You could add or change them one by one, but that could take hours of your time that could otherwise be spent on more important tasks. Instead, you could find and use a feature available that lets you import and update products in bulk. Having a product import and update function can greatly simplify the process and take less time out of your schedule.
“REST” is short for Representational State Transfer, which is “a software architectural style that defines a set of constraints to be used for creating Web services. “API” is an acronym for “application programming interface,” which enables communication between different apps and solutions. Put the two terms together and you have the REST API, which B2B companies can utilize to connect their software tools with the eCommerce platform from which they operate their online store.

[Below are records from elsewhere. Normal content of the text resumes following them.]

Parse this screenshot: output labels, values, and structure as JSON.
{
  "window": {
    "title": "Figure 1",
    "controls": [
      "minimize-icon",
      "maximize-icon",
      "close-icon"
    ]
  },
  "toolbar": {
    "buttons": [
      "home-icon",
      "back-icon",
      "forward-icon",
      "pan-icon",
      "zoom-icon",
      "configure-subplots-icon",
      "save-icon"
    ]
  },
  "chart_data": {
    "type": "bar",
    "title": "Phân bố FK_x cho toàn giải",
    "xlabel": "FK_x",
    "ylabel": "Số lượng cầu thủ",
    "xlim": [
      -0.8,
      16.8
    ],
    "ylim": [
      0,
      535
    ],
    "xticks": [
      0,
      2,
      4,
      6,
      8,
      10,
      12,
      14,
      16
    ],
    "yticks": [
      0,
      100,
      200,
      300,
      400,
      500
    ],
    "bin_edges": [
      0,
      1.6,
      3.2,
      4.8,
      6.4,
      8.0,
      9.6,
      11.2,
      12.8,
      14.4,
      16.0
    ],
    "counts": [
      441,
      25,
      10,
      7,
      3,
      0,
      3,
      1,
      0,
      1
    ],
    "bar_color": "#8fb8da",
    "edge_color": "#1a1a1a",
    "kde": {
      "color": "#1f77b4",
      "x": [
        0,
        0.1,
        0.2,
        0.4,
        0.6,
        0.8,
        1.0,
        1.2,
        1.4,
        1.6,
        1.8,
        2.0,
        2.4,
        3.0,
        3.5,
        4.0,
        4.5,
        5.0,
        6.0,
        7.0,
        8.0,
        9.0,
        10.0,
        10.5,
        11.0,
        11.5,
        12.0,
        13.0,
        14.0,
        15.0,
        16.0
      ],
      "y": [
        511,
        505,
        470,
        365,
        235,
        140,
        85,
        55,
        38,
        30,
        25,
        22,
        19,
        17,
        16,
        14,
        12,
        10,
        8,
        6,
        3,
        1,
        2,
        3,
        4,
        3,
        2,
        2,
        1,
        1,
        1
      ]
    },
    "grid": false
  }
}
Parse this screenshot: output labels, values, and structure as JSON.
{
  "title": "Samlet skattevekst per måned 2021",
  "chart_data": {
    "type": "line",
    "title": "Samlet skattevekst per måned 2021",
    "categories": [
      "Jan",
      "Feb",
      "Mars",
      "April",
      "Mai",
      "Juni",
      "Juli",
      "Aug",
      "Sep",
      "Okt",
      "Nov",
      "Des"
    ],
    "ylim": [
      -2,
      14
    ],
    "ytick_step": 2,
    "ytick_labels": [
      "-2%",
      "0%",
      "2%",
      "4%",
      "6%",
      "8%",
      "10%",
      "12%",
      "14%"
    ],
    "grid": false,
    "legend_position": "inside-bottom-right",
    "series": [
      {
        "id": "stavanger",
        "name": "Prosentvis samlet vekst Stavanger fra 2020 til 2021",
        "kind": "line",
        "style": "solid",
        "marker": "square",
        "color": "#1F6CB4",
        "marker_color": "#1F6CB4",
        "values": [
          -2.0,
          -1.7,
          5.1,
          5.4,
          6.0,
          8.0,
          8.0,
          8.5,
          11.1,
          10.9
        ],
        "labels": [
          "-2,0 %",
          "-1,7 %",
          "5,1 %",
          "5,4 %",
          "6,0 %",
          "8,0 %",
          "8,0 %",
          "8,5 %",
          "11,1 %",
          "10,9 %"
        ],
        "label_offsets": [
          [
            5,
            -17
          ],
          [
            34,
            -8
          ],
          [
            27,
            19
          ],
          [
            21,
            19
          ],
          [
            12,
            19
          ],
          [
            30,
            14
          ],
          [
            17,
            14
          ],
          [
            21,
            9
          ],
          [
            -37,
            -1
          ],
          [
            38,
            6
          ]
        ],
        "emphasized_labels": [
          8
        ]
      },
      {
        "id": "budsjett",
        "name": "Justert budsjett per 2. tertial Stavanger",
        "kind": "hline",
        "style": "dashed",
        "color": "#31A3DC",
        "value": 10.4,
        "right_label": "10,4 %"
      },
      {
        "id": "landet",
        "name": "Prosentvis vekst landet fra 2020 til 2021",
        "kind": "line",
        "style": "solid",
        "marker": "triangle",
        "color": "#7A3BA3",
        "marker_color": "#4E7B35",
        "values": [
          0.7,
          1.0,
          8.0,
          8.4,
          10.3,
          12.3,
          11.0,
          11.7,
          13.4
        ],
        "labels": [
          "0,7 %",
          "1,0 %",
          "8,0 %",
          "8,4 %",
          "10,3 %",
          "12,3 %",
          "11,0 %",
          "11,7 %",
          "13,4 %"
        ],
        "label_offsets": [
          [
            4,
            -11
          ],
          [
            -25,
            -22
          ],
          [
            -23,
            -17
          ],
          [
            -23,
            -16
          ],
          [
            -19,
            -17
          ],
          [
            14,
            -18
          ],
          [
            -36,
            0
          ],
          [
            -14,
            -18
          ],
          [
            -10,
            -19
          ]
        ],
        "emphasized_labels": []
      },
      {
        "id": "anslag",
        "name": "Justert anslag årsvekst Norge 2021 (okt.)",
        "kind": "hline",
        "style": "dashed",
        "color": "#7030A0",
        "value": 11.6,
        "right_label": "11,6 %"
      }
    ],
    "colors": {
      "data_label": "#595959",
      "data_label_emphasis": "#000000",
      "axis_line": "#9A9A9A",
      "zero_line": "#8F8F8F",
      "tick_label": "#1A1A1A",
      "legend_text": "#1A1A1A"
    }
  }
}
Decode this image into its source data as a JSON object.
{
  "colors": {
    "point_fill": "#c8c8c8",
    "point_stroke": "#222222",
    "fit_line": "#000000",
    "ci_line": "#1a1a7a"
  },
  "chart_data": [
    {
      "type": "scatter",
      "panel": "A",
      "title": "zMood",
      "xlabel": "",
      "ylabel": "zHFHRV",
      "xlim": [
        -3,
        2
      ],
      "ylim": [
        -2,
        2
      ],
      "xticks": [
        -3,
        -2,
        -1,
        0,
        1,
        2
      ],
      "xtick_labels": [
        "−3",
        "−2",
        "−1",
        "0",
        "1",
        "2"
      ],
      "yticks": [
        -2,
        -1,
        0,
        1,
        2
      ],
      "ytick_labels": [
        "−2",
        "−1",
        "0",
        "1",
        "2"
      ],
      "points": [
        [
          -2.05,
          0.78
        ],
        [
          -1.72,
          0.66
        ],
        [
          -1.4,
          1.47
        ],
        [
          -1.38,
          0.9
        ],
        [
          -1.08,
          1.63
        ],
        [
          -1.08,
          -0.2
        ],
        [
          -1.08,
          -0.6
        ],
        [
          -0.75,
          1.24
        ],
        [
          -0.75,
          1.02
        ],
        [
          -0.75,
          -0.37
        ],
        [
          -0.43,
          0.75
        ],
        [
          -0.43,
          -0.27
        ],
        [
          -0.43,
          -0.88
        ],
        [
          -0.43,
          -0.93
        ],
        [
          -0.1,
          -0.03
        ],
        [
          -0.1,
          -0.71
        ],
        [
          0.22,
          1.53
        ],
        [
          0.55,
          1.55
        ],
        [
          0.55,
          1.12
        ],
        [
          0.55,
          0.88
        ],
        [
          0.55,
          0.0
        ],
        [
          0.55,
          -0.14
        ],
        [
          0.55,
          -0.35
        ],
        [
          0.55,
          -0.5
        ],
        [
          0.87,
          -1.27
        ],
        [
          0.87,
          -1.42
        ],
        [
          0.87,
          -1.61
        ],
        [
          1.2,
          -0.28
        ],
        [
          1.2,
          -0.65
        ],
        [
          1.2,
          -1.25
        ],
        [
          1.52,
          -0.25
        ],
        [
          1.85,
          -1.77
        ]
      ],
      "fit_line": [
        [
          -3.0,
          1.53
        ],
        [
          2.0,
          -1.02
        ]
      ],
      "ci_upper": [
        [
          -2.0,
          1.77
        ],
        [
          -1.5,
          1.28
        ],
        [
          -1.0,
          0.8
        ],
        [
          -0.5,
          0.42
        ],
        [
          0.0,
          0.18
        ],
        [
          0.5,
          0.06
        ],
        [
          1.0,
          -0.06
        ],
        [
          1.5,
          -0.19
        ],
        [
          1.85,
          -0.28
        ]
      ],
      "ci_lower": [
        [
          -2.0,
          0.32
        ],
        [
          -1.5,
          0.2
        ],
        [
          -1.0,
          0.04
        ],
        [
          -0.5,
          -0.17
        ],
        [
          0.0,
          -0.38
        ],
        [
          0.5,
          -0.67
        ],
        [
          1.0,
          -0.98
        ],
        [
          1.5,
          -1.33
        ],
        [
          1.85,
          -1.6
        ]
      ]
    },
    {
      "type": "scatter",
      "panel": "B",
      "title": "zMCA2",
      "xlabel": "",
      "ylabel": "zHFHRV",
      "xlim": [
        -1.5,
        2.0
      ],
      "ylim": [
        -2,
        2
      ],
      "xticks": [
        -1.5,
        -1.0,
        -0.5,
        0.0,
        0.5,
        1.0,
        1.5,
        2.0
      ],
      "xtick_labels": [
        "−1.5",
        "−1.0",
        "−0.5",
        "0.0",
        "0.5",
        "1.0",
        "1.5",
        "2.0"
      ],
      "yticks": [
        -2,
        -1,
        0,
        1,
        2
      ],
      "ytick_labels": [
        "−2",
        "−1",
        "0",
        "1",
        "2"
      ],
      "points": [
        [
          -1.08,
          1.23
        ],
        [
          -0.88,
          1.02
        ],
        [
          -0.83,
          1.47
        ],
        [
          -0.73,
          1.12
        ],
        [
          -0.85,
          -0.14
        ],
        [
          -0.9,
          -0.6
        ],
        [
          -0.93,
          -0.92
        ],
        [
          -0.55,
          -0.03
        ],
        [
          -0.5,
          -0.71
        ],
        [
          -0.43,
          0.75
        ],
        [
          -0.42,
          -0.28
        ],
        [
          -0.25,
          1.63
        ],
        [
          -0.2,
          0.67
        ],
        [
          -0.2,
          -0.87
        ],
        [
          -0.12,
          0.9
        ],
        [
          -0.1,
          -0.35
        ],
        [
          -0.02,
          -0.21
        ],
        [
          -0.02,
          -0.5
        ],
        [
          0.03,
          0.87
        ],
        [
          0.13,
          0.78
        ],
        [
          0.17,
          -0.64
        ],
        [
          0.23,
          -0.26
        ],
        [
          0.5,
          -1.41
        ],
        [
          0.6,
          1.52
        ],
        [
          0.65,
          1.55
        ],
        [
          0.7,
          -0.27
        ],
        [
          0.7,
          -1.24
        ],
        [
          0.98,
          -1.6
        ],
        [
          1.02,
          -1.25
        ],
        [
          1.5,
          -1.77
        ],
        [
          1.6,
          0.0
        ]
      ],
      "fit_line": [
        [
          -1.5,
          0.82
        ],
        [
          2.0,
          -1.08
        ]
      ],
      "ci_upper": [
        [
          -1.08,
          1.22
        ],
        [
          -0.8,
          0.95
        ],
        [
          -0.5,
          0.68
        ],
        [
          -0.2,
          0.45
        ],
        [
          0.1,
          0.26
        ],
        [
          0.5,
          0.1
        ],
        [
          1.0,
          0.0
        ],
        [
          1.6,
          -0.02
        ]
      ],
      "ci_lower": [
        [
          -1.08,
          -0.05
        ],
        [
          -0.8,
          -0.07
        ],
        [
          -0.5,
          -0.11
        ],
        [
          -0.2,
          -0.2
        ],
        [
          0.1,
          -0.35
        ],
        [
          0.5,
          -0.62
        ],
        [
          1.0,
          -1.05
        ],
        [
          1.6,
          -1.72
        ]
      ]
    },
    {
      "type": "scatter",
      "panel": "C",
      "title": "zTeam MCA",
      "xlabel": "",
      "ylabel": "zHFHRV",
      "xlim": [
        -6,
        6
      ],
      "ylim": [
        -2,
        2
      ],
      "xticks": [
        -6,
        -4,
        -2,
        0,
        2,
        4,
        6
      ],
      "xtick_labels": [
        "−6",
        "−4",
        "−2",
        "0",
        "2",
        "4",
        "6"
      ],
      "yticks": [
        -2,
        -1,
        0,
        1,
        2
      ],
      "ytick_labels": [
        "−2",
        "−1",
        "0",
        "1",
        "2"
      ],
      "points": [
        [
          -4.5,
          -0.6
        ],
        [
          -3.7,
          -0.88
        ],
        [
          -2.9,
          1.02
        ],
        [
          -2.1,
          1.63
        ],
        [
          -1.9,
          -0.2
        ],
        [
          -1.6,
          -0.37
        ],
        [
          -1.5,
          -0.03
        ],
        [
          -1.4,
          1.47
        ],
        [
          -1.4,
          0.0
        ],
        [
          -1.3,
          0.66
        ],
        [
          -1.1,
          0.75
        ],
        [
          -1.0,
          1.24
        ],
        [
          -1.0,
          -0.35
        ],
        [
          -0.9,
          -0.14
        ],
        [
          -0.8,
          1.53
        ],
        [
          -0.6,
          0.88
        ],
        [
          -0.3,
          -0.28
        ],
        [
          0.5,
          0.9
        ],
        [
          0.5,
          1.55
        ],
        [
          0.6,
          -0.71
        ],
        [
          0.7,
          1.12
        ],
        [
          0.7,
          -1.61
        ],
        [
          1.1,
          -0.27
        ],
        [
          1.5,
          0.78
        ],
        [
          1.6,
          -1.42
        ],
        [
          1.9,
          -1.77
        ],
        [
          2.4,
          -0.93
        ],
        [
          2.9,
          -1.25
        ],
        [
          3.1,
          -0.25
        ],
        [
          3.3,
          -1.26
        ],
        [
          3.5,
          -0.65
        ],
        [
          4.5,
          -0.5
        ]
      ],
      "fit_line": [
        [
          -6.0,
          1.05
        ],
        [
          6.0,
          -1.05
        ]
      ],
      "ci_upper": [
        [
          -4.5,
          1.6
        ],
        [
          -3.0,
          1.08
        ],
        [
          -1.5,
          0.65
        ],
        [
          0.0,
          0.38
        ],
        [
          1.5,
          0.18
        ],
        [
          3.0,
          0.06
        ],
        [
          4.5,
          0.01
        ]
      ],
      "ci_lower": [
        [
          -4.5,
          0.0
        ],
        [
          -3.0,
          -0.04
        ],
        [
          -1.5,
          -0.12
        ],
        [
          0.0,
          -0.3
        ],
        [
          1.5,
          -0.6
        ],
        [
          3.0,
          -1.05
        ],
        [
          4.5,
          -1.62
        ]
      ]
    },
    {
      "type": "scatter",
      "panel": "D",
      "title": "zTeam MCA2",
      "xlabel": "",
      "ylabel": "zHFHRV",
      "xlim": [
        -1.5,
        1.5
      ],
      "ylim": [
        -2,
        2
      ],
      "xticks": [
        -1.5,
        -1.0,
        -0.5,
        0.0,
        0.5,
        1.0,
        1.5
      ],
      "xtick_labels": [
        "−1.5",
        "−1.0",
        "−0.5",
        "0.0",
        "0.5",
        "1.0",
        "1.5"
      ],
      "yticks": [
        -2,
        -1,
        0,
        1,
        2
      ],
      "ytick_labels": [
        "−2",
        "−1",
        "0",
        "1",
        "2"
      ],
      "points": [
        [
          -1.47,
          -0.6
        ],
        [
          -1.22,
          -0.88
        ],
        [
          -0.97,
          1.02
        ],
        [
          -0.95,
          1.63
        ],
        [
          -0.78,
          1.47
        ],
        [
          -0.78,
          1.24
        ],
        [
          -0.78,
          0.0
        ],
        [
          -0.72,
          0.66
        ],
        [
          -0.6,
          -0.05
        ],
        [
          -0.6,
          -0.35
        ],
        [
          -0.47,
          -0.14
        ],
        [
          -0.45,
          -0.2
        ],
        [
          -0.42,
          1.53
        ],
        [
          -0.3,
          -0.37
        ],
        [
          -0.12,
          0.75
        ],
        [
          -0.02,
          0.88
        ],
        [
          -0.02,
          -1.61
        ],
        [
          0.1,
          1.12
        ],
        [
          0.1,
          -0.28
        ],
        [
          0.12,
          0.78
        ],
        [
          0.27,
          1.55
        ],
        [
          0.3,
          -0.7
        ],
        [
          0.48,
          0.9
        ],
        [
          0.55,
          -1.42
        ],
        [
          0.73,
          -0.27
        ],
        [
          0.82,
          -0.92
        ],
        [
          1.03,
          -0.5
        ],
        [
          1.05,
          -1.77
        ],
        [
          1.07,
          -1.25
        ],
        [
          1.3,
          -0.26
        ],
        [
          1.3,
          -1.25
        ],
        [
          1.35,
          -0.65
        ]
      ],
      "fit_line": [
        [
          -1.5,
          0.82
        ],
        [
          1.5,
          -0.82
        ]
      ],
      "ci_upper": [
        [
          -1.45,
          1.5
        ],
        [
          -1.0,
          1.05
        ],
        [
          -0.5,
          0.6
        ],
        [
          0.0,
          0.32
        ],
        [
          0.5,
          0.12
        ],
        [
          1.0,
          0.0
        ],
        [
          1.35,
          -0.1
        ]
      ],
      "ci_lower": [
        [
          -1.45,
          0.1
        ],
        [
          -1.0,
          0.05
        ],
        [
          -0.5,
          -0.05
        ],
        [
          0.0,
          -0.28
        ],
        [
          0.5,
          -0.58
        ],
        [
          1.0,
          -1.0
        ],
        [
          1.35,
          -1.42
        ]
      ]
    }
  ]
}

This feature is crucial because your platform can use it to make all kinds of other features compatible with your eCommerce software, which can help you accomplish many different tasks. For example, you may want to sell products on multiple sales channels. However, you may not like the idea of going to each one and manually adjusting the available product amount each time you make a sale. If you connect the channels to each other and your own system with the REST API, they will synchronize with their product inventory levels. This is just one problem that the feature can solve.
B2B websites of all stripes can greatly benefit from employing the ten features on this list. Of course, there are many other kinds of software out there that can resolve other issues and endow you with greater capabilities. If you are still unsure of which ones to use, just consider the specific needs of your own business, as well as those of the customers you wish to target. With enough planning, brainstorming, design work, and especially strategy, you can figure out exactly which features you will need.